The 349cc single-cylinder engine of the new Royal Enfield Classic 350 is what propels the vehicle. The air-oil-cooled motor produces 20.2 BHP and 27 Nm of torque coupled to a 5-speed gearbox. The engine’s main selling points are the improved SOHC and balancer shaft for quieter operation and less vibration.
The Apache RTR 310 gets powered by a robust TVS 312 cc, 4 strokes, single cylinder, reverse inclined technology engine. At 9700 rpm, the engine can produce 33.5 BHP, and at 7700 rpm, it can generate 27.3 Nm of maximum torque. The motorcycle’s engine is connected to a 6-speed transmission.
The Royal Enfield Classic 350 has the fewest features available. The only readings an analogue instrument cluster shows are the speed and odometer. Standard equipment for the motorbike is a single-channel ABS.

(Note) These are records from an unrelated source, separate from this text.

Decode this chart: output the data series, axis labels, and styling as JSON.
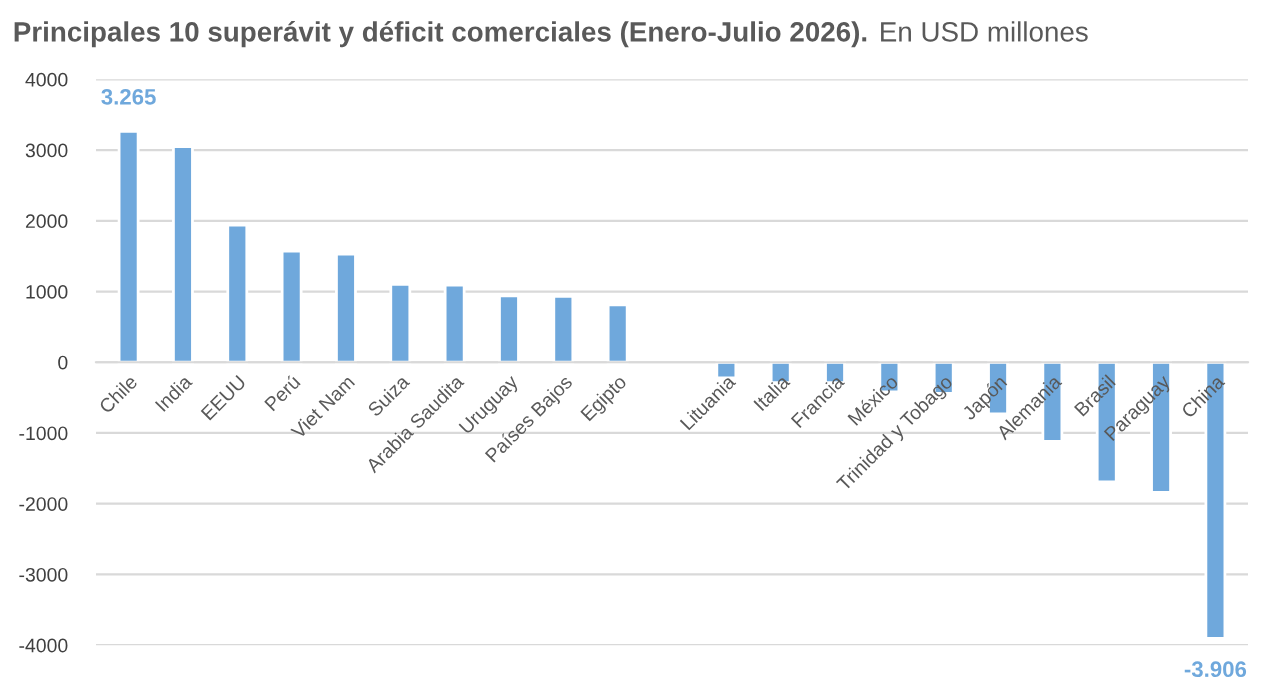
{
  "chart_data": {
    "type": "bar",
    "title": "Principales 10 superávit y déficit comerciales (Enero-Julio 2026).",
    "subtitle": "En USD millones",
    "categories": [
      "Chile",
      "India",
      "EEUU",
      "Perú",
      "Viet Nam",
      "Suiza",
      "Arabia Saudita",
      "Uruguay",
      "Países Bajos",
      "Egipto",
      null,
      "Lituania",
      "Italia",
      "Francia",
      "México",
      "Trinidad y Tobago",
      "Japón",
      "Alemania",
      "Brasil",
      "Paraguay",
      "China"
    ],
    "values": [
      3265,
      3050,
      1940,
      1570,
      1530,
      1100,
      1090,
      940,
      930,
      810,
      null,
      -220,
      -290,
      -290,
      -420,
      -440,
      -730,
      -1120,
      -1690,
      -1840,
      -3906
    ],
    "value_labels": [
      "3.265",
      null,
      null,
      null,
      null,
      null,
      null,
      null,
      null,
      null,
      null,
      null,
      null,
      null,
      null,
      null,
      null,
      null,
      null,
      null,
      "-3.906"
    ],
    "color": "#6fa8dc",
    "ylim": [
      -4000,
      4000
    ],
    "yticks": [
      -4000,
      -3000,
      -2000,
      -1000,
      0,
      1000,
      2000,
      3000,
      4000
    ],
    "grid": "y"
  }
}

The Apache RTR 310 has a split-chassis overall design, an aluminium swingarm made of forged die-casting, and a steel bike frame. The RTR 310 boasts several luxuries in addition to handling and performance, like SmartXonnect Bluetooth networking with mobile phones via the TVS app, a modern speedometer with LED lighting, and much more.
Compared to the Royal Enfield Classic, which costs between Rs. 1,50,000 and Rs. 2,00,000, the Apache RTR 310 costs Rs. 2,60,000.
A 349cc single-cylinder engine powers the new Royal Enfield Classic 350. The air-oil-cooled engine produces 20.2 BHP and 27 Nm of torque and gets coupled to a 5-speed gearbox. The engine’s main selling points are the improved SOHC and balancer shaft for quieter operation and less vibration.
Thanks to its painted wheels and orange trellis frame, the RC 390 resembles the Royal Enfield Bullet 350 in appearance. The RC 390 seems goofy in comparison to the Bullet 350, which is far from odd.
The Royal Enfield Bullet 350 is the model with the fewest features. The speed and odometer are the sole readings that an analogue instrument cluster displays. The motorbike has a single-channel ABS as standard equipment.
The Royal Enfield 350 is just beaten by the RC 390 in terms of features, performance, and appearance. Inverted front forks, mono rear shocks, dual projector headlights (the Bullet has LEDs), LED DRLs, a fully digital instrument display, LED taillights, and turn indicators are all standard on both motorcycles.
Costs for the Royal Enfield range from Rs. 1,50,000 to Rs. 2,00,000. A KTM RC 390 would set you back about Rs. 2.1 lakhs.
The 346cc, single-cylinder engine of the Royal Enfield Bullet 350 generates 19.3PS at 5250 rpm and 28Nm at 4000 rpm. A 5-speed gearbox gets connected to the engine. A typical single downtube frame with a telescopic front fork and dual rear shock absorbers support the engine.
Despite greater displacement, power, and torque, the Dominar’s 373.3cc motor is faster by more than a second in the claimed 0-100 km/hr race.
The Royal Enfield Classic 350 is the model with the fewest features. The speed and odometer are the sole readings that an analogue instrument cluster displays. The motorbike has a single-channel ABS as standard equipment.
On the Dominar’s console, you can see the speedometer, tachometer, clock, dual trip meters, shift light, side stand indicator and ABS light. The Dominar’s control panel has horizontal tiers.
Costs for the Royal Enfield range from Rs. 1,50,000 to Rs. 2,00,000. Costs for the Dominor 400 range from Rs. 1.9 to 2.1 lakhs.